Approximately 300 U.S. service members from several installations will provide logistics, temporary lodging, and medical support at Fort Lee, said Defense Secretary Lloyd Austin.

Around 75,000 other Afghans have been resettled in the United States in the last decade, he said in a statement, adding there is a “moral obligation” for the country “to help those who have helped us.”

The surging violence in Afghanistan has created serious problems for many SIV applicants whose paperwork is in the pipeline amid reports – denied by the Taliban – that some have been killed by vengeful insurgents.

Some applicants are unable to get to the capital Kabul to complete the required steps at the U.S. embassy or reach their flights.

The SIV program has also been plagued by long processing times and bureaucratic knots that led to a backlog of some 20,000 applications.
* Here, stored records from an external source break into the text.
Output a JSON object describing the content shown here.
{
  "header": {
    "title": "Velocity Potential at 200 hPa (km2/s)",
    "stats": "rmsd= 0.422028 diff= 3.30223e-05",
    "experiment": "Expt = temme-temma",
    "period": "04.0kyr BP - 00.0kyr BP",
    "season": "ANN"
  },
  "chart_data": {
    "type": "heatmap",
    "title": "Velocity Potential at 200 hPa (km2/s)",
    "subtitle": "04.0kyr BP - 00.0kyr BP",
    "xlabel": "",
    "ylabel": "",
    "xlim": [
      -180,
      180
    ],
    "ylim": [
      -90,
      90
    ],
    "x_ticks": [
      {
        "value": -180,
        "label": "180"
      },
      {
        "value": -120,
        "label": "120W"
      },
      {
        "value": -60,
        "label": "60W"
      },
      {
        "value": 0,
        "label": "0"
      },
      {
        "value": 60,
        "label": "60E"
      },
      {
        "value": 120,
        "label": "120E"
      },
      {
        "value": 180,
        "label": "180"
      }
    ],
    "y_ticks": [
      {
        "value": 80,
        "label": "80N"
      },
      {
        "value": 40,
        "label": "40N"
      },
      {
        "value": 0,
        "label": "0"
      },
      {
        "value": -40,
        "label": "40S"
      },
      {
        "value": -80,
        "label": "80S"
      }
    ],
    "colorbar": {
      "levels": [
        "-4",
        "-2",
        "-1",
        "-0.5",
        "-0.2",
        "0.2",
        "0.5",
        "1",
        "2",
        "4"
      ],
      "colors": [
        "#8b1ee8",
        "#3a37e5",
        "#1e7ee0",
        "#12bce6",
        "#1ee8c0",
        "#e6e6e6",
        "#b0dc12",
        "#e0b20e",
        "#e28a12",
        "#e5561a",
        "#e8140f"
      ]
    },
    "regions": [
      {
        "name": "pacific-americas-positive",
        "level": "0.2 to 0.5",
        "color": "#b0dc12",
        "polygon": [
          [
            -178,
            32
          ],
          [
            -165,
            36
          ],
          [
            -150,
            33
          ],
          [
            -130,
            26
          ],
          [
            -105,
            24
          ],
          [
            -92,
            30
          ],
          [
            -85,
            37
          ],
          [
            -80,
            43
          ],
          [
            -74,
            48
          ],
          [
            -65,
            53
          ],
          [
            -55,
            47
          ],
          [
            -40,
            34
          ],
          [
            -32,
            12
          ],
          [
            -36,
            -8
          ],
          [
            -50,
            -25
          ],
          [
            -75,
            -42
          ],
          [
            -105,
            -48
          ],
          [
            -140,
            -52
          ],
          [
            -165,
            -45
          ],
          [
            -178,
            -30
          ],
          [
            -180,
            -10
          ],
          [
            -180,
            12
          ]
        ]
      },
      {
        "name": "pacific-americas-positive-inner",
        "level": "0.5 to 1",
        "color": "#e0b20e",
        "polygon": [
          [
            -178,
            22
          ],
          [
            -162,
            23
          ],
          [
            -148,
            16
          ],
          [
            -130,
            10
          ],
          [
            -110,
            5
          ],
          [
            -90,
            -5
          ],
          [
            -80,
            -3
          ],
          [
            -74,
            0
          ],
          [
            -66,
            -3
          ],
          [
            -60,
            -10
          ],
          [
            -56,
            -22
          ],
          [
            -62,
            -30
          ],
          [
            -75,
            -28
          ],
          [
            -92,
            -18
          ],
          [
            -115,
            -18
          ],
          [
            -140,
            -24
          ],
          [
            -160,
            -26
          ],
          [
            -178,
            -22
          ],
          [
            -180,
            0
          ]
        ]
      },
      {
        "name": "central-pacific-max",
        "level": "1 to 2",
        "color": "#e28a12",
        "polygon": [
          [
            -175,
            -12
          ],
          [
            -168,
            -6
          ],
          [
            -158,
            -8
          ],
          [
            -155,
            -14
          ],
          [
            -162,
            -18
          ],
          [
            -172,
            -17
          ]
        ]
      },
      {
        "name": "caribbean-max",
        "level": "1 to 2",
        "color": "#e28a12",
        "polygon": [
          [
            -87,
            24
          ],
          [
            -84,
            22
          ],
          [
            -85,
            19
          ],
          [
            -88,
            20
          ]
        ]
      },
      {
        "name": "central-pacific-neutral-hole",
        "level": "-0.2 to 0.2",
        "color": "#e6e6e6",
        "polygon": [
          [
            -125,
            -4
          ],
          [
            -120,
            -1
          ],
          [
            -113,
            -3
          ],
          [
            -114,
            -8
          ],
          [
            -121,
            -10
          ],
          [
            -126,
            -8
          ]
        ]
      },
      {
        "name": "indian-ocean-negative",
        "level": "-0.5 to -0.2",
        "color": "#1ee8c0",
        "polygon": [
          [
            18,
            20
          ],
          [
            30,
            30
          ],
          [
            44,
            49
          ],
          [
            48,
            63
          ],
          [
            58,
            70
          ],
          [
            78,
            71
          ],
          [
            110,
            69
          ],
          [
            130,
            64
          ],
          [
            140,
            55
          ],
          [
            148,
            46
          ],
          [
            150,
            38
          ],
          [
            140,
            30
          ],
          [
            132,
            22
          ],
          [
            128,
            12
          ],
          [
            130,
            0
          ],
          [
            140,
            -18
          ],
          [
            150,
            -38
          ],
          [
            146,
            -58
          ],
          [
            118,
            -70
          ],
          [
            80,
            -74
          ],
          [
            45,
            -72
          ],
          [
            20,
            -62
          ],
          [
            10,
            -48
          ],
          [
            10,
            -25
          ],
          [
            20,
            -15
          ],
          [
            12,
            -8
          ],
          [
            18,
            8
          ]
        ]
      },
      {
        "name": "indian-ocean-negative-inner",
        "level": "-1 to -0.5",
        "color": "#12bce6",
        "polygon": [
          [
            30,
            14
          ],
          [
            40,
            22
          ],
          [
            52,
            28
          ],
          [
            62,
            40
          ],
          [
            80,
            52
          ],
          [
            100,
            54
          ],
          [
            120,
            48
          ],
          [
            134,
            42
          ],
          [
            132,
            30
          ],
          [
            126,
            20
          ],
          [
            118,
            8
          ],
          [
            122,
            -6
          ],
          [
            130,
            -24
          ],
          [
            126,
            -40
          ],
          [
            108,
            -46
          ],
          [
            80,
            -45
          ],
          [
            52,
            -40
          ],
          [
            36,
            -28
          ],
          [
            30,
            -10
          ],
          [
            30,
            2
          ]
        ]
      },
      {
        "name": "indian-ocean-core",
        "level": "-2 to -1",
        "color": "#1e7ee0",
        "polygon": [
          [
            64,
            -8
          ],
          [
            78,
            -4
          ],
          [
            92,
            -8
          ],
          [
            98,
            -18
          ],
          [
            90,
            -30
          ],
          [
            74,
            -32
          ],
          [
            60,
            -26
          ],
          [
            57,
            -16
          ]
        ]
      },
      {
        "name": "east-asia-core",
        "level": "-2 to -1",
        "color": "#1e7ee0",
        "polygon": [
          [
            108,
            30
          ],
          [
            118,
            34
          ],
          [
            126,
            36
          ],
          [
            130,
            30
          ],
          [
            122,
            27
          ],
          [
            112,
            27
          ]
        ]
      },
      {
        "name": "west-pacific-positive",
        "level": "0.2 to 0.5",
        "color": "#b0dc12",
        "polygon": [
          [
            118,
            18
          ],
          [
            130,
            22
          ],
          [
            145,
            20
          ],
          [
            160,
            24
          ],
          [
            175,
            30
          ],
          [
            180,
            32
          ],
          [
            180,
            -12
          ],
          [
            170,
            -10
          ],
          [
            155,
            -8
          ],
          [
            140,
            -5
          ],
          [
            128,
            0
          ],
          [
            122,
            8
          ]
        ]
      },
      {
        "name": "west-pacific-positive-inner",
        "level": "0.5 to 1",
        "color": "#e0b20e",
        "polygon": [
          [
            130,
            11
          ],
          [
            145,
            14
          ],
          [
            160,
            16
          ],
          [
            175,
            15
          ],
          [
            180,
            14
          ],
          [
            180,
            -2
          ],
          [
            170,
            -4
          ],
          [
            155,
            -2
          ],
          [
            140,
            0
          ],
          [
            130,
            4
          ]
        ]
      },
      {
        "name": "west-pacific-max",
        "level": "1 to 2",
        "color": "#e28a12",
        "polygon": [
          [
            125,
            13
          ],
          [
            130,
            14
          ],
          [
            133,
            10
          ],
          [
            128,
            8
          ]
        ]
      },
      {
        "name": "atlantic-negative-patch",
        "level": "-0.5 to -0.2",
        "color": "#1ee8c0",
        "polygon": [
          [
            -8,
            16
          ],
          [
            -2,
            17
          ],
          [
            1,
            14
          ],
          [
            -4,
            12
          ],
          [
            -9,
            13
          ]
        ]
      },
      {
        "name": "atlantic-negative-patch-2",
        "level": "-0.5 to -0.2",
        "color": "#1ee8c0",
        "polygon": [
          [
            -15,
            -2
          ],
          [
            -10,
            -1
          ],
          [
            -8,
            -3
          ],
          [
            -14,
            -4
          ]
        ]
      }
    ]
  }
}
The State Department has added staff to handle them.

The majority of those would likely miss out on the airlift operation, including the roughly 50% who were in the early stages of the process as the clock counts down towards the U.S. withdrawal by September.

Applicants in that group have held multiple protests in Kabul in recent months and they and advocates say they face the risk of violence while they wait that will be heightened once troops withdraw.

Ross Wilson, Charge D’Affaires of the U.S. Embassy in Kabul, told reporters that after the initial round of flights taking out those who received security clearances, around 4,000 applicants and their families who were in the later stages but still needed interviews would be taken somewhere outside the United States for processing.

That left roughly 15,000 applicants in earlier stages waiting in Afghanistan.

“We’ve felt it appropriate that we focus our energies on those parts of the SIV applicant pool who have demonstrated that they meet the criteria under the law and then work to relocate them,” he said, adding efforts were taking place in Washington to help early-stage applicants access documents.

Adam Bates, policy counsel for the International Refugee Assistance Project, which provides legal aid for refugees, said the United States had had 20 years to anticipate what the withdrawal would look like.

“It’s unconscionable that we are so late,” he said.

Kim Staffieri, co-founder of the Association of Wartime Allies, which helps SIV applicants, said surveys conducted over Facebook show that about half of the applicants cannot reach Kabul, including many approved for evacuation.

Wilson said that they believed the “overwhelming majority” of people the airlift was offered to were able to get to Kabul.

“We’re focusing our efforts on those that we can get out,” he said. “We cannot through this program solve every problem in this country.”

Congress created SIV programs in 2006 for Iraqi and Afghan interpreters who risked retaliation for working for the U.S. government.